There are similar themes and vocabulary to be sure, but what is to be made of this? Is this “intertext” evidence of a common source? Perhaps one writer made use of the other to expand on an idea? Was the source of this intertext the author of the letter or at the “canonical shaping” level? As with most intertextual studies, there is uncertainty as to which direction the intertext flows, but that is not really an issue for this book. The Pillars collection s arranged as it is in order to create two intertextual relationships that were not at all in view when the letters were first written.
The two books that frame the seven letters, Hebrews and Revelation, are not covered in this book. The reason for the omission of Hebrews is that there is no evidence that the book was ever considered a part of this canonical collection in antiquity (p. 36). Hebrews was more often included in the Pauline corpus of 14 books. In fact, Childs devotes a section to the influence of Hebrews on the Pauline collection in his Reading Paul. Nienhuis and Wall follow Childs by suggesting that Hebrews serves as a canonical balance to the Pauline letters, connecting the theology of Paul its Jewish roots. Like the Pillars collection, Hebrews balances Paul in the shape of the final canon.
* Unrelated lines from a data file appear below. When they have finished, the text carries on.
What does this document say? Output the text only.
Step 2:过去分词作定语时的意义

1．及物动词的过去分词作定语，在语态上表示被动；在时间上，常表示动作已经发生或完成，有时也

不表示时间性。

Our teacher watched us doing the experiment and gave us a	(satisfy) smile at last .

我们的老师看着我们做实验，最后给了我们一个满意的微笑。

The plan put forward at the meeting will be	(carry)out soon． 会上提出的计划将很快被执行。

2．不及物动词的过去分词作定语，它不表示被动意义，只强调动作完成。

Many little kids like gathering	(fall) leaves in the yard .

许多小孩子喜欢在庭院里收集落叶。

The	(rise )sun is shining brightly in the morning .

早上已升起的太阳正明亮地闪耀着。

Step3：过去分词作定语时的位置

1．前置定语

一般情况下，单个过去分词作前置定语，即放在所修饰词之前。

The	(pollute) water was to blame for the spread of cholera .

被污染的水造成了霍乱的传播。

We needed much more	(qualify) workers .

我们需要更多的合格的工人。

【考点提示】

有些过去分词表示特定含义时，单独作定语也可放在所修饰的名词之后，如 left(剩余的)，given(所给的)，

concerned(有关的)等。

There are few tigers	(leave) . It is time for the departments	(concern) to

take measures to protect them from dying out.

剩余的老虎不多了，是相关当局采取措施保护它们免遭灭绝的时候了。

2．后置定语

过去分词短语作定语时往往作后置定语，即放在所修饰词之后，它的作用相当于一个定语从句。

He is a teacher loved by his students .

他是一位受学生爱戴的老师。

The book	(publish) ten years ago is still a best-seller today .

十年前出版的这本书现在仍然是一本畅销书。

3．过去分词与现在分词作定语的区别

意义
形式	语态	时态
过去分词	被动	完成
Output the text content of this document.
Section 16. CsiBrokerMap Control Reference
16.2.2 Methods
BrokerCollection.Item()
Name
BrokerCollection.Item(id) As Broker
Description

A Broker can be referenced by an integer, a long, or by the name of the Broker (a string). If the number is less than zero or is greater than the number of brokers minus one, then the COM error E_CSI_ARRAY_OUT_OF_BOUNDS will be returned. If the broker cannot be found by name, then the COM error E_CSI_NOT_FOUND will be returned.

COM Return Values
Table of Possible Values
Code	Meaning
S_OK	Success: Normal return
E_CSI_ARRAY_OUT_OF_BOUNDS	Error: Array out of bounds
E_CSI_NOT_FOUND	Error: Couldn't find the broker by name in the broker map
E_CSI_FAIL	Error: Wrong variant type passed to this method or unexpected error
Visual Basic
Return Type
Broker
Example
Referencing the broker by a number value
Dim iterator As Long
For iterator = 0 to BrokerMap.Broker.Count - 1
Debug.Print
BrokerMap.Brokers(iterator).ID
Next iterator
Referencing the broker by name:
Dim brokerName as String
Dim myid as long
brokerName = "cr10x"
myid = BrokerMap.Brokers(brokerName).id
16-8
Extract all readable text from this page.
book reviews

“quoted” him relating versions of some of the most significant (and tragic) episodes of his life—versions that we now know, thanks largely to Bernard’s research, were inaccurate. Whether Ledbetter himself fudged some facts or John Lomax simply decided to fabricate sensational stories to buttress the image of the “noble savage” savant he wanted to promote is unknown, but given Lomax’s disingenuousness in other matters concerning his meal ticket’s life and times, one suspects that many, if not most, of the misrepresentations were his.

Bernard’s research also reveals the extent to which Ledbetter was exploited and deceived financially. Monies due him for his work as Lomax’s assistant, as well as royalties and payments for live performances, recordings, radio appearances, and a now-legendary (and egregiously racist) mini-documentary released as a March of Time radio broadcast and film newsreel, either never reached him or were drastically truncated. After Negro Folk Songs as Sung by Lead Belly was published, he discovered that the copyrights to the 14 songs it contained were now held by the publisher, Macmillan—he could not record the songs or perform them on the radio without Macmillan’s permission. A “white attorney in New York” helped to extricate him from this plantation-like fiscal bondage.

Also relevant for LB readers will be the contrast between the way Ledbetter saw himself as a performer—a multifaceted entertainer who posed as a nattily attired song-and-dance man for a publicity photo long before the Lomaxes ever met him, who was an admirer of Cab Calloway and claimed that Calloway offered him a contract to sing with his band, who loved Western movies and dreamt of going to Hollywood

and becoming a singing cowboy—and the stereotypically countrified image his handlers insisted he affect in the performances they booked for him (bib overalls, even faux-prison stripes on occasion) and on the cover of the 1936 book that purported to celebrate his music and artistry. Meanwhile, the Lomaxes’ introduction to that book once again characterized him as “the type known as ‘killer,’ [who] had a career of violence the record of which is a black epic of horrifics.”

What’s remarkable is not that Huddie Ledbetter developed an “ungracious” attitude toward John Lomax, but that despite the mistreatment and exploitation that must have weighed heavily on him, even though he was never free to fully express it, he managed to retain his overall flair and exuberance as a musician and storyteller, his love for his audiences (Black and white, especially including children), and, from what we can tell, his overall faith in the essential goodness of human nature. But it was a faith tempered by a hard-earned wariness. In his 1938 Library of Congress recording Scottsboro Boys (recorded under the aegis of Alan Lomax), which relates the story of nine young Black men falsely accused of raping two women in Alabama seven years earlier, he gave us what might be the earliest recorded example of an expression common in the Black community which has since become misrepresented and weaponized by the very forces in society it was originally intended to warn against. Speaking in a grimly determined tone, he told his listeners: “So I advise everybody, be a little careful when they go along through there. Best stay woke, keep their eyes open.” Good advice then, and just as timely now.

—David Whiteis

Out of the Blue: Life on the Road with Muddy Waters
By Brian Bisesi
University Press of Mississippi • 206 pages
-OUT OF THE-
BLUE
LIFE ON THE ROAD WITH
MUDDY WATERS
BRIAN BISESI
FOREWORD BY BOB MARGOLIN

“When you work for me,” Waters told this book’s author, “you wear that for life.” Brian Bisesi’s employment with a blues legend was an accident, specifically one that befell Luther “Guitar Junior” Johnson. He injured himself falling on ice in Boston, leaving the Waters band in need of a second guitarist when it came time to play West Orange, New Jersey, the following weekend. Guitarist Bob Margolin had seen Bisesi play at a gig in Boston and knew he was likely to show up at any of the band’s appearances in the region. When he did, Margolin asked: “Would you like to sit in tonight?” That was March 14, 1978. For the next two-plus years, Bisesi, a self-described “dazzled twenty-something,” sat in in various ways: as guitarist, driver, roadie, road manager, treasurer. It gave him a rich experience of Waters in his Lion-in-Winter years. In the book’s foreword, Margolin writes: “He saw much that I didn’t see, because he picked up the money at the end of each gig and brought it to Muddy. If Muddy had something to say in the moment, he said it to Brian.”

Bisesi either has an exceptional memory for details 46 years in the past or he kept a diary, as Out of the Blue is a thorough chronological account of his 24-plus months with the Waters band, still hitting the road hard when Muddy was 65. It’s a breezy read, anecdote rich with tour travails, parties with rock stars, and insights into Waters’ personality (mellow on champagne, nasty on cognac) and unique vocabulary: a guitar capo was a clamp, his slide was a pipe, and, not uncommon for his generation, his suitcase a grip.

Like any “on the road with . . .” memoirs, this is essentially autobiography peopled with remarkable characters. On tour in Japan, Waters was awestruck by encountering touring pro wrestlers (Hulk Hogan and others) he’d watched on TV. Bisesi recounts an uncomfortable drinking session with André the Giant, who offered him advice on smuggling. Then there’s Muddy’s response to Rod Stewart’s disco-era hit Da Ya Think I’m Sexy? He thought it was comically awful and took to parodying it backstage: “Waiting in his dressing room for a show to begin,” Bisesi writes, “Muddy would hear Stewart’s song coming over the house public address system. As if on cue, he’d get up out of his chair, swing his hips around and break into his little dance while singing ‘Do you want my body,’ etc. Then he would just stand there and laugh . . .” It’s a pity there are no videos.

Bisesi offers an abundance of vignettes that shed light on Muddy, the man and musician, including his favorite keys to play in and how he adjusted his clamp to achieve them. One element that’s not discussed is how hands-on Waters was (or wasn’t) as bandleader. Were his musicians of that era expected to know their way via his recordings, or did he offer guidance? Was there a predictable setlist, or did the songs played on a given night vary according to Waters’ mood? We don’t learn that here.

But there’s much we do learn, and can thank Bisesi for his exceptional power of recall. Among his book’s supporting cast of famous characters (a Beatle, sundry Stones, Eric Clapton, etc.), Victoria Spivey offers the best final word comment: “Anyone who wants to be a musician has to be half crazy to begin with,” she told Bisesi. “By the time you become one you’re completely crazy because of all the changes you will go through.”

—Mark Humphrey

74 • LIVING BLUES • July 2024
Likewise, Revelation was always something of a loner in the biblical canon because of genre. Rather than suggest Hebrews and Revelation form some sort of a frame for the Pillars collection, the books are simply left out of the study.
Conclusion. Nienhuis and Wall offer a way of reading the Pillars collection as a unit that teases out a consistent theology for a section of scripture that is often ignored as secondary to the Jesus and the Gospels or the Pauline literature. As an example of a Canonical Reading of the New Testament this book makes a case for an ongoing process of collecting, editing, and arranging the letters in order to create a balance to a heretical misreading of Pauline Theology.
NB: Thanks to Eerdmans for kindly providing me with a review copy of this book. This did not influence my thoughts regarding the work.